A little extra work goes a long way toward developing well-rounded, and interesting characters. Have fun!

Did you write a blog entry about character? Leave us a link in the comment section!

Tomorrow: Point of View

One Comment
  1. October 22, 2008 8:38 am

    There are some really good character building ideas here! Thanks!

    Personally, I tend to follow the pattern of giving myself a very thinly dotted line idea of what the characters are, a thin set of rules that guide the character and his/her ideas of the world. I define the bits of the character that are required for the story, give them their set of beliefs and then I let them develop themselves. The way I look at it (and it is surely partially due to my writing style), if the characters are somewhat variable throughout the life of the story they are more “real” somehow. I mean, within a certain set of parameters, my own opinions, attitudes and reactions on any given day may be somewhat different than on any other given day; so why would the characters not be variable within these parameters as well?
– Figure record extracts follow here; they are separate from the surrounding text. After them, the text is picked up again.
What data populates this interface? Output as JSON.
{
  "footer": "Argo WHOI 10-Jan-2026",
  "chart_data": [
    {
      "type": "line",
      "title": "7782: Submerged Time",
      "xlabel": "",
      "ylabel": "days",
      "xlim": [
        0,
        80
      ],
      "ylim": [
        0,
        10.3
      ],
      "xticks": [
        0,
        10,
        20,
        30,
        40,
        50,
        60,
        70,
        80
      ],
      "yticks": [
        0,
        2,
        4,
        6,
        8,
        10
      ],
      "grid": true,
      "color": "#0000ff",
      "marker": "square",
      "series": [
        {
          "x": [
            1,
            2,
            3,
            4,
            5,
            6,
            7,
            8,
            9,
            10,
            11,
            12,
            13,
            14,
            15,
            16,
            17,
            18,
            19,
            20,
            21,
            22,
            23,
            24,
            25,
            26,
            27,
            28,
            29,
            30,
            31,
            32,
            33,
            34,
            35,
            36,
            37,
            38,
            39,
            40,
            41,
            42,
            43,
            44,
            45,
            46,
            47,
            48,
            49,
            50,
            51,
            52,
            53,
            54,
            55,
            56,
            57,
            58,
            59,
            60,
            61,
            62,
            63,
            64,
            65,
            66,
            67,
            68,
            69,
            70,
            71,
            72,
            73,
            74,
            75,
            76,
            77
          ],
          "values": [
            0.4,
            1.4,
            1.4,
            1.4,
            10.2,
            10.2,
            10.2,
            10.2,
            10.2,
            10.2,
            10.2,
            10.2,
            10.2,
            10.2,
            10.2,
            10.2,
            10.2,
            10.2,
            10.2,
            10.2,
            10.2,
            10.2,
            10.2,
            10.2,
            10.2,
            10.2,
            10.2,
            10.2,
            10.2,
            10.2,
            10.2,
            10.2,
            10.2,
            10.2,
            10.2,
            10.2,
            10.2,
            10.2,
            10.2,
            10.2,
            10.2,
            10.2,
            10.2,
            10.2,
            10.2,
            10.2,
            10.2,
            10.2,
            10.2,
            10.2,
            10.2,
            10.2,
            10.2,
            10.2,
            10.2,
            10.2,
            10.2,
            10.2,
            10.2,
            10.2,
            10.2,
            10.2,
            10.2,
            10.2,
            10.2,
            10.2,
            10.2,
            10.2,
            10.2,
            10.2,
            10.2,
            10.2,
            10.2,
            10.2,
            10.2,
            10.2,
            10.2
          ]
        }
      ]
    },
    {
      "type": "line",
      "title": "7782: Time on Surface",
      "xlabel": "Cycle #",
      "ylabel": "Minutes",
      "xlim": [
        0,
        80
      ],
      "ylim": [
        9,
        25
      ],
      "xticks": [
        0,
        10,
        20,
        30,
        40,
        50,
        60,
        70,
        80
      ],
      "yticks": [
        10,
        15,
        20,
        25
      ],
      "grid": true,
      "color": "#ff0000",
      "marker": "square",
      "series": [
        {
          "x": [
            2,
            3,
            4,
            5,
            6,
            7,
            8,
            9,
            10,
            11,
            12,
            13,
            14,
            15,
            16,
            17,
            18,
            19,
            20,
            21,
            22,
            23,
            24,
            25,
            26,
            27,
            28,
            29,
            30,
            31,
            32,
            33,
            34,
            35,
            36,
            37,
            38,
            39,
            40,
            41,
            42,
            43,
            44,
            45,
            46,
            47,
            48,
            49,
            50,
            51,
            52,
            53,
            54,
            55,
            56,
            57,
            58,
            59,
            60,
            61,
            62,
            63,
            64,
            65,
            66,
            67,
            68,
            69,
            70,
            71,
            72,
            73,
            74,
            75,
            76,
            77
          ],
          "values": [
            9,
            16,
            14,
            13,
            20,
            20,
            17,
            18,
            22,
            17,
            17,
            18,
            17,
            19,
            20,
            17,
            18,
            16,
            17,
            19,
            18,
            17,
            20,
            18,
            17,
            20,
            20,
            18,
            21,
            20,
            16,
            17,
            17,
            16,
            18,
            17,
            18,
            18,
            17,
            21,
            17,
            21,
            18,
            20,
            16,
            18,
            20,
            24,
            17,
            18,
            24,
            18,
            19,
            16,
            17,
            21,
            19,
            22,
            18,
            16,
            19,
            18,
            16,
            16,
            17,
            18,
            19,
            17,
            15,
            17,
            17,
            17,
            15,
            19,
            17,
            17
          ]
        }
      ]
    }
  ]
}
    In a complicated story, with a lot of characters or characters that MUST be rigid, I will write out their descriptions, belief systems, political views, etc. and note the ones that are unbreakable as well as the ones that are bendable or even breakable. When it matters to the story, I will note ages or occupations, but I do tend to avoid this because of the fact that I, personally, get too bogged down in these details and often end up spending hours and days adding things that simply don’t matter at all to the story.

    I will add that I’ve found character building to be immensely helpful when I get writer’s block to the point where I simply cannot continue. Usually, I sit down with the characters and demand that they explain to me why I should care about them at all. Once they can explain to me why I should care about them, I am usually able to move on again.